Lionel McKenzie, a professor of economics at Rochester since 1957 and most recently the Wilson Professor Emeritus of Economics, died in October at age 91.
“He was one of the great leaders in the field of economics in the ’50s, ’60s, and on into the ’70s,” says Jerry Green ’67, ’70 (PhD), a professor of economics at Harvard and one of McKenzie’s PhD students at Rochester. “He was a pioneer in general equilibrium theory, demand theory, and welfare measurement, and the theory of economic growth—all central topics in economic theory in those days.”
McKenzie’s contributions were to “high mathematical theory—the nuts and bolts of what economists learn—the core of their craft,” says E. Roy Weintraub, a professor of economics at Duke who has written a retrospective on McKenzie’s work. “He was the first to provide the now most widely employed proof for how economies, through competitive pricing, find a state in which the amount of every good supplied is equal to the demand, a condition economists call general equilibrium,” says Weintraub. "Every economics graduate student today has to learn that proof."

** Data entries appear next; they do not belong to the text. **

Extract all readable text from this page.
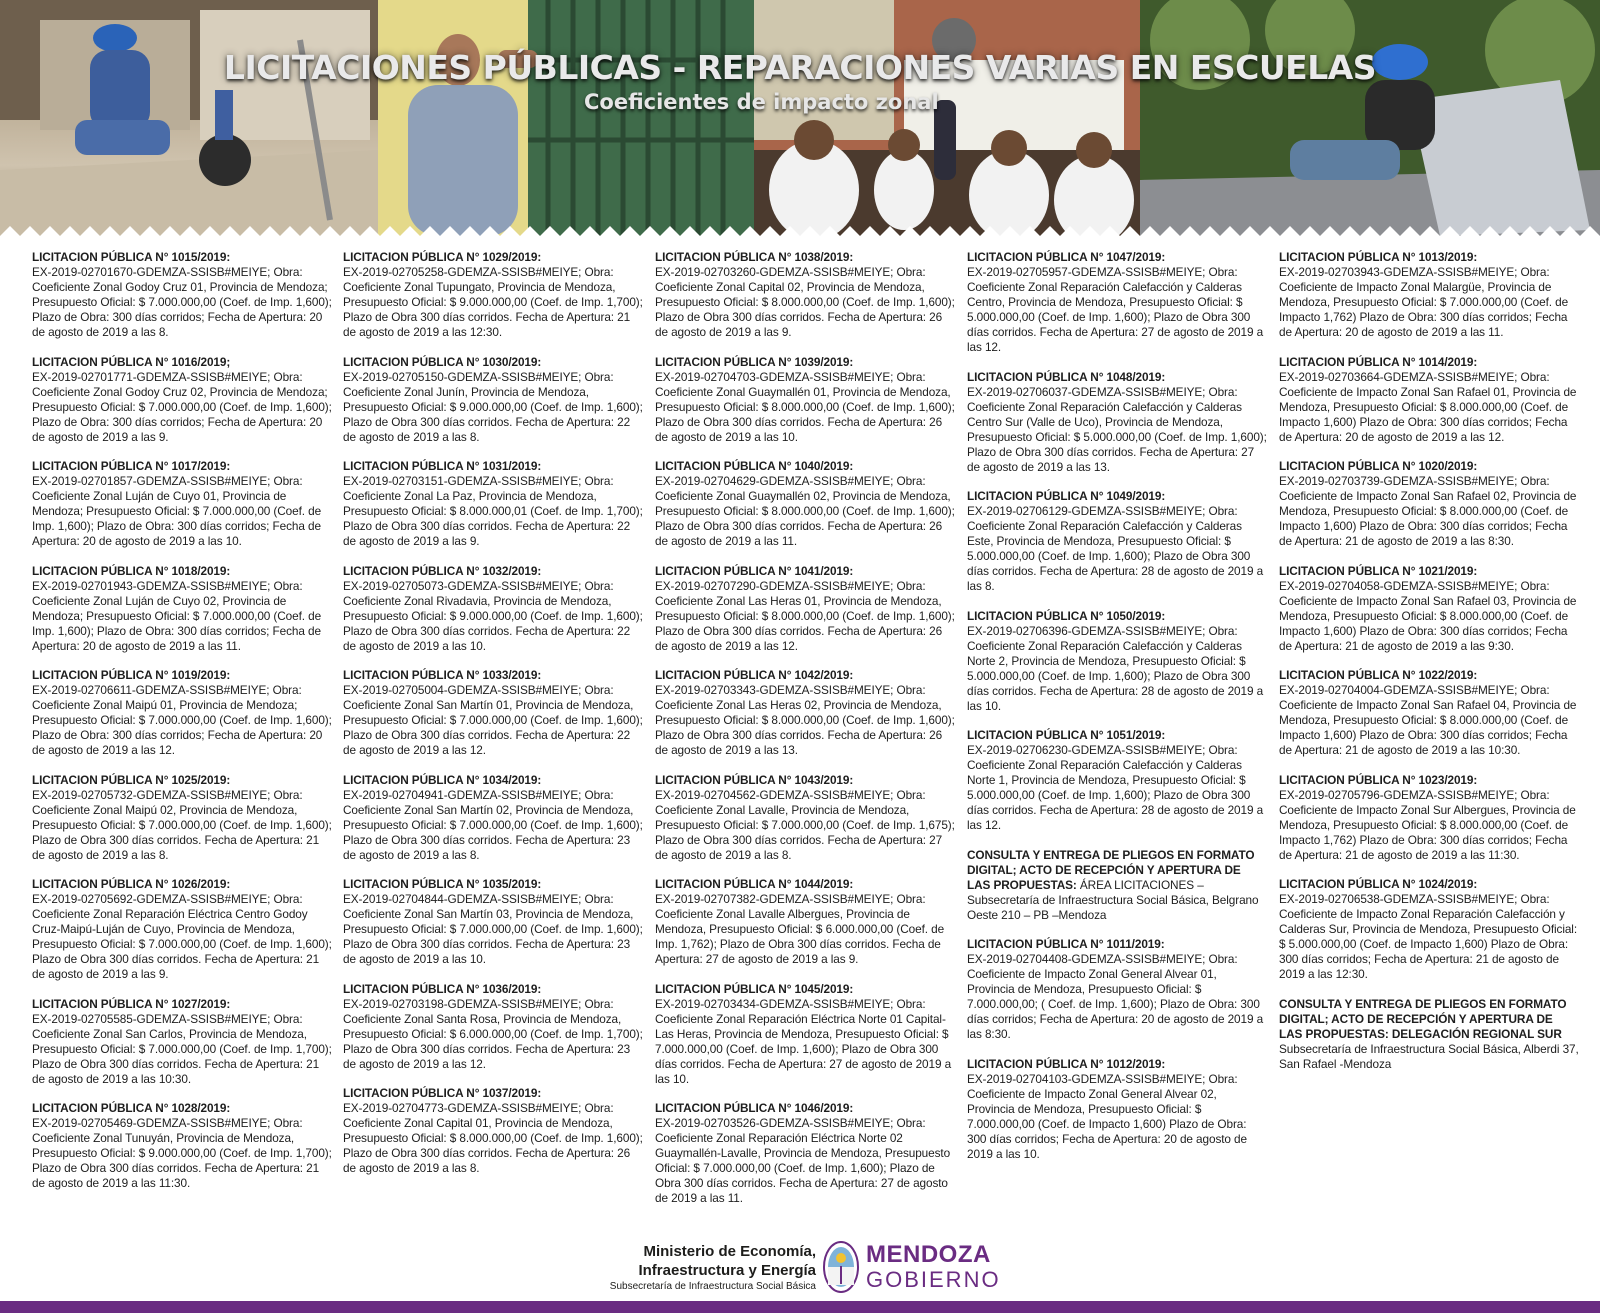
LICITACIONES PÚBLICAS - REPARACIONES VARIAS EN ESCUELAS
Coeficientes de impacto zonal
LICITACION PÚBLICA N° 1015/2019:
EX-2019-02701670-GDEMZA-SSISB#MEIYE; Obra: Coeficiente Zonal Godoy Cruz 01, Provincia de Mendoza; Presupuesto Oficial: $ 7.000.000,00 (Coef. de Imp. 1,600); Plazo de Obra: 300 días corridos; Fecha de Apertura: 20 de agosto de 2019 a las 8.
LICITACION PÚBLICA N° 1016/2019;
EX-2019-02701771-GDEMZA-SSISB#MEIYE; Obra: Coeficiente Zonal Godoy Cruz 02, Provincia de Mendoza; Presupuesto Oficial: $ 7.000.000,00 (Coef. de Imp. 1,600); Plazo de Obra: 300 días corridos; Fecha de Apertura: 20 de agosto de 2019 a las 9.
LICITACION PÚBLICA N° 1017/2019:
EX-2019-02701857-GDEMZA-SSISB#MEIYE; Obra: Coeficiente Zonal Luján de Cuyo 01, Provincia de Mendoza; Presupuesto Oficial: $ 7.000.000,00 (Coef. de Imp. 1,600); Plazo de Obra: 300 días corridos; Fecha de Apertura: 20 de agosto de 2019 a las 10.
LICITACION PÚBLICA N° 1018/2019:
EX-2019-02701943-GDEMZA-SSISB#MEIYE; Obra: Coeficiente Zonal Luján de Cuyo 02, Provincia de Mendoza; Presupuesto Oficial: $ 7.000.000,00 (Coef. de Imp. 1,600); Plazo de Obra: 300 días corridos; Fecha de Apertura: 20 de agosto de 2019 a las 11.
LICITACION PÚBLICA N° 1019/2019:
EX-2019-02706611-GDEMZA-SSISB#MEIYE; Obra: Coeficiente Zonal Maipú 01, Provincia de Mendoza; Presupuesto Oficial: $ 7.000.000,00 (Coef. de Imp. 1,600); Plazo de Obra: 300 días corridos; Fecha de Apertura: 20 de agosto de 2019 a las 12.
LICITACION PÚBLICA N° 1025/2019:
EX-2019-02705732-GDEMZA-SSISB#MEIYE; Obra: Coeficiente Zonal Maipú 02, Provincia de Mendoza, Presupuesto Oficial: $ 7.000.000,00 (Coef. de Imp. 1,600); Plazo de Obra 300 días corridos. Fecha de Apertura: 21 de agosto de 2019 a las 8.
LICITACION PÚBLICA N° 1026/2019:
EX-2019-02705692-GDEMZA-SSISB#MEIYE; Obra: Coeficiente Zonal Reparación Eléctrica Centro Godoy Cruz-Maipú-Luján de Cuyo, Provincia de Mendoza, Presupuesto Oficial: $ 7.000.000,00 (Coef. de Imp. 1,600); Plazo de Obra 300 días corridos. Fecha de Apertura: 21 de agosto de 2019 a las 9.
LICITACION PÚBLICA N° 1027/2019:
EX-2019-02705585-GDEMZA-SSISB#MEIYE; Obra: Coeficiente Zonal San Carlos, Provincia de Mendoza, Presupuesto Oficial: $ 7.000.000,00 (Coef. de Imp. 1,700); Plazo de Obra 300 días corridos. Fecha de Apertura: 21 de agosto de 2019 a las 10:30.
LICITACION PÚBLICA N° 1028/2019:
EX-2019-02705469-GDEMZA-SSISB#MEIYE; Obra: Coeficiente Zonal Tunuyán, Provincia de Mendoza, Presupuesto Oficial: $ 9.000.000,00 (Coef. de Imp. 1,700); Plazo de Obra 300 días corridos. Fecha de Apertura: 21 de agosto de 2019 a las 11:30.
LICITACION PÚBLICA N° 1029/2019:
EX-2019-02705258-GDEMZA-SSISB#MEIYE; Obra: Coeficiente Zonal Tupungato, Provincia de Mendoza, Presupuesto Oficial: $ 9.000.000,00 (Coef. de Imp. 1,700); Plazo de Obra 300 días corridos. Fecha de Apertura: 21 de agosto de 2019 a las 12:30.
LICITACION PÚBLICA N° 1030/2019:
EX-2019-02705150-GDEMZA-SSISB#MEIYE; Obra: Coeficiente Zonal Junín, Provincia de Mendoza, Presupuesto Oficial: $ 9.000.000,00 (Coef. de Imp. 1,600); Plazo de Obra 300 días corridos. Fecha de Apertura: 22 de agosto de 2019 a las 8.
LICITACION PÚBLICA N° 1031/2019:
EX-2019-02703151-GDEMZA-SSISB#MEIYE; Obra: Coeficiente Zonal La Paz, Provincia de Mendoza, Presupuesto Oficial: $ 8.000.000,01 (Coef. de Imp. 1,700); Plazo de Obra 300 días corridos. Fecha de Apertura: 22 de agosto de 2019 a las 9.
LICITACION PÚBLICA N° 1032/2019:
EX-2019-02705073-GDEMZA-SSISB#MEIYE; Obra: Coeficiente Zonal Rivadavia, Provincia de Mendoza, Presupuesto Oficial: $ 9.000.000,00 (Coef. de Imp. 1,600); Plazo de Obra 300 días corridos. Fecha de Apertura: 22 de agosto de 2019 a las 10.
LICITACION PÚBLICA N° 1033/2019:
EX-2019-02705004-GDEMZA-SSISB#MEIYE; Obra: Coeficiente Zonal San Martín 01, Provincia de Mendoza, Presupuesto Oficial: $ 7.000.000,00 (Coef. de Imp. 1,600); Plazo de Obra 300 días corridos. Fecha de Apertura: 22 de agosto de 2019 a las 12.
LICITACION PÚBLICA N° 1034/2019:
EX-2019-02704941-GDEMZA-SSISB#MEIYE; Obra: Coeficiente Zonal San Martín 02, Provincia de Mendoza, Presupuesto Oficial: $ 7.000.000,00 (Coef. de Imp. 1,600); Plazo de Obra 300 días corridos. Fecha de Apertura: 23 de agosto de 2019 a las 8.
LICITACION PÚBLICA N° 1035/2019:
EX-2019-02704844-GDEMZA-SSISB#MEIYE; Obra: Coeficiente Zonal San Martín 03, Provincia de Mendoza, Presupuesto Oficial: $ 7.000.000,00 (Coef. de Imp. 1,600); Plazo de Obra 300 días corridos. Fecha de Apertura: 23 de agosto de 2019 a las 10.
LICITACION PÚBLICA N° 1036/2019:
EX-2019-02703198-GDEMZA-SSISB#MEIYE; Obra: Coeficiente Zonal Santa Rosa, Provincia de Mendoza, Presupuesto Oficial: $ 6.000.000,00 (Coef. de Imp. 1,700); Plazo de Obra 300 días corridos. Fecha de Apertura: 23 de agosto de 2019 a las 12.
LICITACION PÚBLICA N° 1037/2019:
EX-2019-02704773-GDEMZA-SSISB#MEIYE; Obra: Coeficiente Zonal Capital 01, Provincia de Mendoza, Presupuesto Oficial: $ 8.000.000,00 (Coef. de Imp. 1,600); Plazo de Obra 300 días corridos. Fecha de Apertura: 26 de agosto de 2019 a las 8.
LICITACION PÚBLICA N° 1038/2019:
EX-2019-02703260-GDEMZA-SSISB#MEIYE; Obra: Coeficiente Zonal Capital 02, Provincia de Mendoza, Presupuesto Oficial: $ 8.000.000,00 (Coef. de Imp. 1,600); Plazo de Obra 300 días corridos. Fecha de Apertura: 26 de agosto de 2019 a las 9.
LICITACION PÚBLICA N° 1039/2019:
EX-2019-02704703-GDEMZA-SSISB#MEIYE; Obra: Coeficiente Zonal Guaymallén 01, Provincia de Mendoza, Presupuesto Oficial: $ 8.000.000,00 (Coef. de Imp. 1,600); Plazo de Obra 300 días corridos. Fecha de Apertura: 26 de agosto de 2019 a las 10.
LICITACION PÚBLICA N° 1040/2019:
EX-2019-02704629-GDEMZA-SSISB#MEIYE; Obra: Coeficiente Zonal Guaymallén 02, Provincia de Mendoza, Presupuesto Oficial: $ 8.000.000,00 (Coef. de Imp. 1,600); Plazo de Obra 300 días corridos. Fecha de Apertura: 26 de agosto de 2019 a las 11.
LICITACION PÚBLICA N° 1041/2019:
EX-2019-02707290-GDEMZA-SSISB#MEIYE; Obra: Coeficiente Zonal Las Heras 01, Provincia de Mendoza, Presupuesto Oficial: $ 8.000.000,00 (Coef. de Imp. 1,600); Plazo de Obra 300 días corridos. Fecha de Apertura: 26 de agosto de 2019 a las 12.
LICITACION PÚBLICA N° 1042/2019:
EX-2019-02703343-GDEMZA-SSISB#MEIYE; Obra: Coeficiente Zonal Las Heras 02, Provincia de Mendoza, Presupuesto Oficial: $ 8.000.000,00 (Coef. de Imp. 1,600); Plazo de Obra 300 días corridos. Fecha de Apertura: 26 de agosto de 2019 a las 13.
LICITACION PÚBLICA N° 1043/2019:
EX-2019-02704562-GDEMZA-SSISB#MEIYE; Obra: Coeficiente Zonal Lavalle, Provincia de Mendoza, Presupuesto Oficial: $ 7.000.000,00 (Coef. de Imp. 1,675); Plazo de Obra 300 días corridos. Fecha de Apertura: 27 de agosto de 2019 a las 8.
LICITACION PÚBLICA N° 1044/2019:
EX-2019-02707382-GDEMZA-SSISB#MEIYE; Obra: Coeficiente Zonal Lavalle Albergues, Provincia de Mendoza, Presupuesto Oficial: $ 6.000.000,00 (Coef. de Imp. 1,762); Plazo de Obra 300 días corridos. Fecha de Apertura: 27 de agosto de 2019 a las 9.
LICITACION PÚBLICA N° 1045/2019:
EX-2019-02703434-GDEMZA-SSISB#MEIYE; Obra: Coeficiente Zonal Reparación Eléctrica Norte 01 Capital-Las Heras, Provincia de Mendoza, Presupuesto Oficial: $ 7.000.000,00 (Coef. de Imp. 1,600); Plazo de Obra 300 días corridos. Fecha de Apertura: 27 de agosto de 2019 a las 10.
LICITACION PÚBLICA N° 1046/2019:
EX-2019-02703526-GDEMZA-SSISB#MEIYE; Obra: Coeficiente Zonal Reparación Eléctrica Norte 02 Guaymallén-Lavalle, Provincia de Mendoza, Presupuesto Oficial: $ 7.000.000,00 (Coef. de Imp. 1,600); Plazo de Obra 300 días corridos. Fecha de Apertura: 27 de agosto de 2019 a las 11.
LICITACION PÚBLICA N° 1047/2019:
EX-2019-02705957-GDEMZA-SSISB#MEIYE; Obra: Coeficiente Zonal Reparación Calefacción y Calderas Centro, Provincia de Mendoza, Presupuesto Oficial: $ 5.000.000,00 (Coef. de Imp. 1,600); Plazo de Obra 300 días corridos. Fecha de Apertura: 27 de agosto de 2019 a las 12.
LICITACION PÚBLICA N° 1048/2019:
EX-2019-02706037-GDEMZA-SSISB#MEIYE; Obra: Coeficiente Zonal Reparación Calefacción y Calderas Centro Sur (Valle de Uco), Provincia de Mendoza, Presupuesto Oficial: $ 5.000.000,00 (Coef. de Imp. 1,600); Plazo de Obra 300 días corridos. Fecha de Apertura: 27 de agosto de 2019 a las 13.
LICITACION PÚBLICA N° 1049/2019:
EX-2019-02706129-GDEMZA-SSISB#MEIYE; Obra: Coeficiente Zonal Reparación Calefacción y Calderas Este, Provincia de Mendoza, Presupuesto Oficial: $ 5.000.000,00 (Coef. de Imp. 1,600); Plazo de Obra 300 días corridos. Fecha de Apertura: 28 de agosto de 2019 a las 8.
LICITACION PÚBLICA N° 1050/2019:
EX-2019-02706396-GDEMZA-SSISB#MEIYE; Obra: Coeficiente Zonal Reparación Calefacción y Calderas Norte 2, Provincia de Mendoza, Presupuesto Oficial: $ 5.000.000,00 (Coef. de Imp. 1,600); Plazo de Obra 300 días corridos. Fecha de Apertura: 28 de agosto de 2019 a las 10.
LICITACION PÚBLICA N° 1051/2019:
EX-2019-02706230-GDEMZA-SSISB#MEIYE; Obra: Coeficiente Zonal Reparación Calefacción y Calderas Norte 1, Provincia de Mendoza, Presupuesto Oficial: $ 5.000.000,00 (Coef. de Imp. 1,600); Plazo de Obra 300 días corridos. Fecha de Apertura: 28 de agosto de 2019 a las 12.
CONSULTA Y ENTREGA DE PLIEGOS EN FORMATO DIGITAL; ACTO DE RECEPCIÓN Y APERTURA DE LAS PROPUESTAS: ÁREA LICITACIONES – Subsecretaría de Infraestructura Social Básica, Belgrano Oeste 210 – PB –Mendoza
LICITACION PÚBLICA N° 1011/2019:
EX-2019-02704408-GDEMZA-SSISB#MEIYE; Obra: Coeficiente de Impacto Zonal General Alvear 01, Provincia de Mendoza, Presupuesto Oficial: $ 7.000.000,00; ( Coef. de Imp. 1,600); Plazo de Obra: 300 días corridos; Fecha de Apertura: 20 de agosto de 2019 a las 8:30.
LICITACION PÚBLICA N° 1012/2019:
EX-2019-02704103-GDEMZA-SSISB#MEIYE; Obra: Coeficiente de Impacto Zonal General Alvear 02, Provincia de Mendoza, Presupuesto Oficial: $ 7.000.000,00 (Coef. de Impacto 1,600) Plazo de Obra: 300 días corridos; Fecha de Apertura: 20 de agosto de 2019 a las 10.
LICITACION PÚBLICA N° 1013/2019:
EX-2019-02703943-GDEMZA-SSISB#MEIYE; Obra: Coeficiente de Impacto Zonal Malargüe, Provincia de Mendoza, Presupuesto Oficial: $ 7.000.000,00 (Coef. de Impacto 1,762) Plazo de Obra: 300 días corridos; Fecha de Apertura: 20 de agosto de 2019 a las 11.
LICITACION PÚBLICA N° 1014/2019:
EX-2019-02703664-GDEMZA-SSISB#MEIYE; Obra: Coeficiente de Impacto Zonal San Rafael 01, Provincia de Mendoza, Presupuesto Oficial: $ 8.000.000,00 (Coef. de Impacto 1,600) Plazo de Obra: 300 días corridos; Fecha de Apertura: 20 de agosto de 2019 a las 12.
LICITACION PÚBLICA N° 1020/2019:
EX-2019-02703739-GDEMZA-SSISB#MEIYE; Obra: Coeficiente de Impacto Zonal San Rafael 02, Provincia de Mendoza, Presupuesto Oficial: $ 8.000.000,00 (Coef. de Impacto 1,600) Plazo de Obra: 300 días corridos; Fecha de Apertura: 21 de agosto de 2019 a las 8:30.
LICITACION PÚBLICA N° 1021/2019:
EX-2019-02704058-GDEMZA-SSISB#MEIYE; Obra: Coeficiente de Impacto Zonal San Rafael 03, Provincia de Mendoza, Presupuesto Oficial: $ 8.000.000,00 (Coef. de Impacto 1,600) Plazo de Obra: 300 días corridos; Fecha de Apertura: 21 de agosto de 2019 a las 9:30.
LICITACION PÚBLICA N° 1022/2019:
EX-2019-02704004-GDEMZA-SSISB#MEIYE; Obra: Coeficiente de Impacto Zonal San Rafael 04, Provincia de Mendoza, Presupuesto Oficial: $ 8.000.000,00 (Coef. de Impacto 1,600) Plazo de Obra: 300 días corridos; Fecha de Apertura: 21 de agosto de 2019 a las 10:30.
LICITACION PÚBLICA N° 1023/2019:
EX-2019-02705796-GDEMZA-SSISB#MEIYE; Obra: Coeficiente de Impacto Zonal Sur Albergues, Provincia de Mendoza, Presupuesto Oficial: $ 8.000.000,00 (Coef. de Impacto 1,762) Plazo de Obra: 300 días corridos; Fecha de Apertura: 21 de agosto de 2019 a las 11:30.
LICITACION PÚBLICA N° 1024/2019:
EX-2019-02706538-GDEMZA-SSISB#MEIYE; Obra: Coeficiente de Impacto Zonal Reparación Calefacción y Calderas Sur, Provincia de Mendoza, Presupuesto Oficial: $ 5.000.000,00 (Coef. de Impacto 1,600) Plazo de Obra: 300 días corridos; Fecha de Apertura: 21 de agosto de 2019 a las 12:30.
CONSULTA Y ENTREGA DE PLIEGOS EN FORMATO DIGITAL; ACTO DE RECEPCIÓN Y APERTURA DE LAS PROPUESTAS: DELEGACIÓN REGIONAL SUR
Subsecretaría de Infraestructura Social Básica, Alberdi 37, San Rafael -Mendoza
Ministerio de Economía,
Infraestructura y Energía
Subsecretaría de Infraestructura Social Básica
MENDOZA
GOBIERNO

McKenzie was the founder of the University’s doctoral program in economics, a program he launched in 1957 when he joined the economics department. By 1995, the program was ranked among the top 10 in the country by the National Research Council.
“He had a vision for the department,” says Ronald Jones, the Xerox Professor of Economics at Rochester and McKenzie’s first hire to the fledgling program. “He wanted to bring quantitative and theoretical approaches to areas like economic history and labor economics, where they had yet to be applied.”
Many of McKenzie’s doctoral students hailed from Japan, where his influence is celebrated. He’s known as “the father of Japanese mathematical economists,” according to the Kyoto Newspaper, and he was inducted into the prestigious Order of the Rising Sun, a governmental honor rarely given to American professors. A replica of his personal office, complete with original copies of his books, photographs, papers, and DVDs, is preserved at Kyoto University, where scholars from around the world can sift through the 2,200-piece collection.
McKenzie “was a wonderful advisor primarily by his example,” says Green. “He was a scholar’s scholar. He taught us that if you stick with a problem, and you work hard, eventually you’ll get the answer.”
Hagen writes about the social sciences for University Communications.